Если языковая сторона стиля ускользает от перевода, то образная сторона стиля в переводе сохраняется; и читатель легко заметит, что и здесь не все похоже на поэта «естественного» и «стихийного». Так, ра­достное и пылкое стихотворение о несчетных поцелуях (№ 7) оказыва­ется украшенным упоминанием о «Кирене асафетидоносной» с ораку­лом Аммона и могилой Батта, т. е. намеком на родину и предка алек­сандрийского поэта Каллимаха, кумира молодых поэтов. Так, другое столь же непосредственное стихотворение, о птенчике Лесбии (№ 2), закан­чивается тремя строчками сравнения с мифом об Аталанте, такого неожи­данного, что издатели предпочитают отделять его в особый отрывок (№ 2Ь). Так, в шутливое стихотворение о Лесбии и дурных поэтах (№ 36) врезается залп мифологической учености — перечень известных и малоизвестных мест, где чтится богиня Венера; так, стихотворение об удачном возвращении из Азии в Верону обрастает множеством географических названий, которые даже римскому читателю были не­понятны без пояснений; мифологией же украшается дружески непри­нужденное стихотворение №55, географией же — любовное, трагиче­ское № 11, а этнографией — свирепо ругательное № 90 («я бы стал как Пегас, как Лад, как критский страж...», «пойду ли я к гирканам, сакам, к нильским устьям...», «Геллий блудит с матерью: не иначе как родит­ся персидский жрец!»). Для нашего времени словосочетание «ученый поэт» не звучит комплиментом, а для катулл'овского звучало. Именно так он и запомнился потомству: позднейшие авторы чаще называют его «ученый Катулл», чем, например, «тонкий Катулл» или «сладостра­стный Катулл». И эта ученость, Kak мы видим, не ограничивается боль­шими мифологическими стихотворениями, а распространяется и на под­линную лирику.

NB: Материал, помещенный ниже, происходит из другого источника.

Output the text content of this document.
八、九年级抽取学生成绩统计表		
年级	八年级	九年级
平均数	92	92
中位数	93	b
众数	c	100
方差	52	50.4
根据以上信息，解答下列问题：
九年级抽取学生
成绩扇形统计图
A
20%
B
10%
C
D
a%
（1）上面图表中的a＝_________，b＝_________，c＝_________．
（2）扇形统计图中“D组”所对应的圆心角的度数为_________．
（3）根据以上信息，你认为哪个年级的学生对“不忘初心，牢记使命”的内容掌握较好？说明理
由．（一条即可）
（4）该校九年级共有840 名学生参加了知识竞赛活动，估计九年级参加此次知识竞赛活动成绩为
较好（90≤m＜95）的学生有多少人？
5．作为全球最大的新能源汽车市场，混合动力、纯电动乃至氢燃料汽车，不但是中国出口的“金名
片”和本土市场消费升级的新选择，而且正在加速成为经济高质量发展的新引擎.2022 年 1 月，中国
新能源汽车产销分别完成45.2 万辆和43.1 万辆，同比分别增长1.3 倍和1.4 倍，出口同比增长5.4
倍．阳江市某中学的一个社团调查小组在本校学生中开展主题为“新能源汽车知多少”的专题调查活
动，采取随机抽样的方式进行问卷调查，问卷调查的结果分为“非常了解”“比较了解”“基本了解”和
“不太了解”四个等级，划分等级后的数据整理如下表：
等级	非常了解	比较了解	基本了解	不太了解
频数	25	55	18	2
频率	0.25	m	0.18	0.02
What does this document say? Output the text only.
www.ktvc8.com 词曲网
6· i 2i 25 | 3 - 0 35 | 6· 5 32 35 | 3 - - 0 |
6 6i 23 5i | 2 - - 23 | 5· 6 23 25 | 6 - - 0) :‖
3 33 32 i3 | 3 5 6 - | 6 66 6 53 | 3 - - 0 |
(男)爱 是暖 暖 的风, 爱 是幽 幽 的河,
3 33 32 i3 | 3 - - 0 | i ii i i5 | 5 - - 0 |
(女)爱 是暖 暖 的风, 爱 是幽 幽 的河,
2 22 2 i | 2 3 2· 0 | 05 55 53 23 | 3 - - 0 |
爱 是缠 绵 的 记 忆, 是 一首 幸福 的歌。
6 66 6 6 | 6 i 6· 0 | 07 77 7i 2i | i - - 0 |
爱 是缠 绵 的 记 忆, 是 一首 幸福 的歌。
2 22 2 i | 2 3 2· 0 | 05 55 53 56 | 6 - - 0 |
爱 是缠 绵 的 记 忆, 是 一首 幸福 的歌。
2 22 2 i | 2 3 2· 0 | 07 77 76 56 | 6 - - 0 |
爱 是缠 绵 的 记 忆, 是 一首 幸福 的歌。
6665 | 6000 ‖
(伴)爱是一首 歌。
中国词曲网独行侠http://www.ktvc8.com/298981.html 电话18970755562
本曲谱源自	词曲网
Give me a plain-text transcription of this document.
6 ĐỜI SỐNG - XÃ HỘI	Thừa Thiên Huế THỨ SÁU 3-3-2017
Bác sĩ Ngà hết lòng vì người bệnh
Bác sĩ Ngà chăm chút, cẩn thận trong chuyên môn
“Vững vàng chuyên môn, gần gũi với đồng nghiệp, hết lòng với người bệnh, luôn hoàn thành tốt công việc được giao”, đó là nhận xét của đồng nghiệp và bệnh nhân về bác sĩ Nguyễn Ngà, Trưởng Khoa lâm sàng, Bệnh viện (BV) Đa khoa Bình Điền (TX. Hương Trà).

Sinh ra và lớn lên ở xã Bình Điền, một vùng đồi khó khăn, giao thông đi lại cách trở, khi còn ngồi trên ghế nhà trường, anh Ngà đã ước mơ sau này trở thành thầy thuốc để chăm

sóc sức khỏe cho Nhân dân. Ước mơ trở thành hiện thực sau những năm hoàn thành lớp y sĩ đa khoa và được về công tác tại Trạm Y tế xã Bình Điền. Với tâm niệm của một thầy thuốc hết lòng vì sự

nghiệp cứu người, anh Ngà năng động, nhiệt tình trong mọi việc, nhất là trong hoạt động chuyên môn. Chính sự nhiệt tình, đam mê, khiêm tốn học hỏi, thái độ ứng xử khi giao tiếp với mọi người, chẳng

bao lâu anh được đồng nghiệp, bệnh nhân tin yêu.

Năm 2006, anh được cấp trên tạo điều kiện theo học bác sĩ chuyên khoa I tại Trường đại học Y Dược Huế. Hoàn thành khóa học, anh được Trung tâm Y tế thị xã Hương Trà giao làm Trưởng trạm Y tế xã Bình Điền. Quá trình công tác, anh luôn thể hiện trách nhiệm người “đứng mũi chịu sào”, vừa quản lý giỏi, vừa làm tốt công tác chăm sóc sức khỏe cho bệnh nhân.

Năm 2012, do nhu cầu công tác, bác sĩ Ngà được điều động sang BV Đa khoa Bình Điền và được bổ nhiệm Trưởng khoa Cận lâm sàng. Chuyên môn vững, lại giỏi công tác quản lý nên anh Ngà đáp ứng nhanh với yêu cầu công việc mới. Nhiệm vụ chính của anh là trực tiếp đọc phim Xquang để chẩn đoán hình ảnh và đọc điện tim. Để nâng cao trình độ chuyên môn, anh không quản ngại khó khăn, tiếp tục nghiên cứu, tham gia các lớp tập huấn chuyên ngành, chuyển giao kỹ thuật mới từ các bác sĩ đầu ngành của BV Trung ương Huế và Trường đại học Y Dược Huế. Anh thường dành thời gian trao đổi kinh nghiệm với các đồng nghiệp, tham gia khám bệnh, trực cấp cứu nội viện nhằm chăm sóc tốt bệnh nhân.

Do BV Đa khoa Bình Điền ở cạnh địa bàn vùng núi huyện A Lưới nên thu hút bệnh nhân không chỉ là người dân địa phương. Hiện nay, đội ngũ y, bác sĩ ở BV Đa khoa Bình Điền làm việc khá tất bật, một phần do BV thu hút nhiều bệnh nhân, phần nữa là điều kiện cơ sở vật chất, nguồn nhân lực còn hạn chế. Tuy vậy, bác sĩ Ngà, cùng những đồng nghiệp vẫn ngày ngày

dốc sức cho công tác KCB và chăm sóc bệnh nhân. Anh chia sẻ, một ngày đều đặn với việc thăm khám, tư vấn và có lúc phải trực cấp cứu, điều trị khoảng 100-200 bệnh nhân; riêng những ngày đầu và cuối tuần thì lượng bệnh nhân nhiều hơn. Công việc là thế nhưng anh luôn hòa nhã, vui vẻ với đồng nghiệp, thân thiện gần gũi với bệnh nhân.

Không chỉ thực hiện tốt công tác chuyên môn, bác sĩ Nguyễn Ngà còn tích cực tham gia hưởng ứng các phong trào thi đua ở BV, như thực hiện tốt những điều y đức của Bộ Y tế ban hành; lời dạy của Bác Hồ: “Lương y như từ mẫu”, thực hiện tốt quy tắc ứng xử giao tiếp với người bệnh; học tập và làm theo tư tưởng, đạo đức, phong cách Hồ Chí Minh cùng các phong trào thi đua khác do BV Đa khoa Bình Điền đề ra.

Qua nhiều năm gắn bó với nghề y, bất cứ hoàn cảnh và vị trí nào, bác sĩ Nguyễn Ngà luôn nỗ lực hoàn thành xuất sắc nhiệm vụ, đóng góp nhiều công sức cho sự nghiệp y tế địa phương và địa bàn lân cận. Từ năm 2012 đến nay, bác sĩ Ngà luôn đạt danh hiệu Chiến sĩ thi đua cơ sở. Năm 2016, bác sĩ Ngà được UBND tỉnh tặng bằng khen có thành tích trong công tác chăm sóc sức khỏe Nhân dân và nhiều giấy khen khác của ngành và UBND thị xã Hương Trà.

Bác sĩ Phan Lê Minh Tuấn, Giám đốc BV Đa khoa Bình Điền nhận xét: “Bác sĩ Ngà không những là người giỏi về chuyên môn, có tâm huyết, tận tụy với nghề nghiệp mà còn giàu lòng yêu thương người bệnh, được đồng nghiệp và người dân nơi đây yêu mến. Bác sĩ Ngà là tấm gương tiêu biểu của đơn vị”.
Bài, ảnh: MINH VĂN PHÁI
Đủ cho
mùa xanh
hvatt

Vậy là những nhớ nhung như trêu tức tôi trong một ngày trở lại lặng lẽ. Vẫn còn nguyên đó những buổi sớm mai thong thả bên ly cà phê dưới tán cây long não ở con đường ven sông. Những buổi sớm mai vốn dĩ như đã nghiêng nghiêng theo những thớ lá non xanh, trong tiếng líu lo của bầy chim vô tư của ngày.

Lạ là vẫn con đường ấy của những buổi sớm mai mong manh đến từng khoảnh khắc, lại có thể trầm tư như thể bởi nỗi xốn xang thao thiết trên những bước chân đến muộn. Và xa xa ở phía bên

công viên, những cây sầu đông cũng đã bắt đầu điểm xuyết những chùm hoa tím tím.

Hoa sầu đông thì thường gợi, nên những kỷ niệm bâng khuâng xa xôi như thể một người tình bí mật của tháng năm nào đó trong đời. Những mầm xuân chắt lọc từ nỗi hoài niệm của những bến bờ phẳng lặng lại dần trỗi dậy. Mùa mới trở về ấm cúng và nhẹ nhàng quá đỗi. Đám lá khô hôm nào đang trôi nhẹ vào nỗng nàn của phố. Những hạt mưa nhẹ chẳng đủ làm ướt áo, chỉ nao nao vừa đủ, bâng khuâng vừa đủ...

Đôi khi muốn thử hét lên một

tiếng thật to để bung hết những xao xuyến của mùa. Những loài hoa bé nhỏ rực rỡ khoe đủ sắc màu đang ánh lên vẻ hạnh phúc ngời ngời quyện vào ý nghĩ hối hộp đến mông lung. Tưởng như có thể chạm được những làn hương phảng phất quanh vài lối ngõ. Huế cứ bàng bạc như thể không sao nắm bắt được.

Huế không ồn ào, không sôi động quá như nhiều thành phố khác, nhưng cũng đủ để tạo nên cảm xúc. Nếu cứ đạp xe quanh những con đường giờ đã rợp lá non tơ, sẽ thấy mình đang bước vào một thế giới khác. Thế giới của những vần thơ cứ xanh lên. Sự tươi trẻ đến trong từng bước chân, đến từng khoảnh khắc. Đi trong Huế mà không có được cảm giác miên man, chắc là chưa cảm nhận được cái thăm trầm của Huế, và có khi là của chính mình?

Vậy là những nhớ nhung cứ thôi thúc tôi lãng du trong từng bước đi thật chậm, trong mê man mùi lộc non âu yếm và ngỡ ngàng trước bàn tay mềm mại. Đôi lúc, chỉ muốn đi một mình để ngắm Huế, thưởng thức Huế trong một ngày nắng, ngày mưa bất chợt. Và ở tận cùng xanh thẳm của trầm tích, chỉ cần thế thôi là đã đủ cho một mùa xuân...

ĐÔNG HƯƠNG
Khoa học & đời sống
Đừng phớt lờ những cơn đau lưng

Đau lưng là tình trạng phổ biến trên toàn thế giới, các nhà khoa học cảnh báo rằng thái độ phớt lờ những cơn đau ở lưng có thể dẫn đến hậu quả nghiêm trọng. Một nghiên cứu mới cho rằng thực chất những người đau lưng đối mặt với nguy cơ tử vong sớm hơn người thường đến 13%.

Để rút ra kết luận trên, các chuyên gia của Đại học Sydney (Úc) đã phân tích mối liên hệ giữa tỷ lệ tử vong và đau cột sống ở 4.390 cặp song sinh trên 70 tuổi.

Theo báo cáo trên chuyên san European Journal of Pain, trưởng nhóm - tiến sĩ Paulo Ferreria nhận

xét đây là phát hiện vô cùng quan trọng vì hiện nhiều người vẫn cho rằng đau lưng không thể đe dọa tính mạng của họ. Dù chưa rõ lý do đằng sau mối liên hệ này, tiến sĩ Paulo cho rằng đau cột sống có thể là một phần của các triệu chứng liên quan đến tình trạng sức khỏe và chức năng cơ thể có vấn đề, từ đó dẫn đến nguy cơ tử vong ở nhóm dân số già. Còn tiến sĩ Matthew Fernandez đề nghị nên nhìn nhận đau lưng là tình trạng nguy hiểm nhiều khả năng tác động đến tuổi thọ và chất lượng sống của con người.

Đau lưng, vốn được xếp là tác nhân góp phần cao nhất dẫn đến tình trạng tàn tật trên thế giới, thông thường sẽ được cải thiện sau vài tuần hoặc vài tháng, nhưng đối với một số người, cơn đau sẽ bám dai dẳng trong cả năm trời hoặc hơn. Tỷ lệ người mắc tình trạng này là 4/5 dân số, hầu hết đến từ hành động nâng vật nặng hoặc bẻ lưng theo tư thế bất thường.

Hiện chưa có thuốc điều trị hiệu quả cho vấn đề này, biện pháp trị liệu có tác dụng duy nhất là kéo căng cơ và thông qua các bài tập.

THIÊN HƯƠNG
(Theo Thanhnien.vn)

Насколько рассчитаны у Катулла и пылкая небрежность, и тяже­ловатая рассудительность, легче всего увидеть, обратив внимание вслед за метрикой и стилем на композицию его стихов. В «Книге Катулла Веронского» три части: сперва «полиметры», мелкие стихотворения, на­писанные пестрыми лирическими и ямбическими размерами (№ 1—60), потом большие вещи (№ 61—68), потом «эпиграммы», написанные тра­диционным размером — элегическими двустишиями (№ 69—116). Это очень формальное деление; но для Катулла оно значимо — в каждой из этих внешних форм у него по-особенному разворачивается и содержание. Мелкие разноразмерные стихотворения, «безделки» — это та об­ласть, где Катулл охотнее всего играет в непринужденность и беспоря­дочность. Иногда он простейшим образом повторяет вновь и вновь одно и то же («как смешно, как смешно!» — № 56, «плохо мне, плохо!» — № 38, «ты велик, велик, Цицерон!» — № 49), иногда — с усилением и нагнета­нием (издевательства над Амеаной — № 41 и 43, плач над Лесбииным птенчиком — № 3). Усиление подчеркивается повторением строчек (сперва Катулл кратко выругается, потом растолкует почему, а потом повторит ругательство — № 16; 36; 52; 57); эти повторения становятся как бы. ступеньками, по которым идет нарастание чувства (любви Септимия и Акмы — № 45, гнева на подругу-похитительницу — № 42). А потом такое усиление перерастает в усложнение, и подчас очень тон­кое (№ 8: первая половина — о том, каково Катуллу, потерявшему лю­бовницу; вторая половина — о том, каково будет любовнице, потеряв­шей Катулла; а финальный повтор вдруг напоминает, что это еще когда-то будет, а пока он все не в силах о ней забыть). При всей этой игре усилений у читателя все время остается ощущение, что он кружится на одном месте, и вспоминается поэтика народных песен с припевами (кото­рым Катулл так умело подражал в № 62 и 64). Если Катулл хочет, чтобы такое стихотворение было комическим, он употребляет или каламбур (№ 26), или редкое словцо (№ 53 — «шиш красноречивый!»), или гипербо­лу (№ 13: «ради моего благовония ты захочешь весь обратиться в нос!»), или нагромождение неожиданных сравнений (№ 25) и т. п. Самое эффект­ное его средство — ирония, когда говорится одно, а внушается противопо­ложное (№ 42: «грязная шлюха, вороти мои стихи! Не действует? Тогда — честная и чистая, вороти мои стихи!»), или даже двойная ирония (как в № 16, где так и не ясно, как надо понимать слова «целомудренный» и «благочестивый» — по смыслу или по контексту, т. е. наоборот?)1.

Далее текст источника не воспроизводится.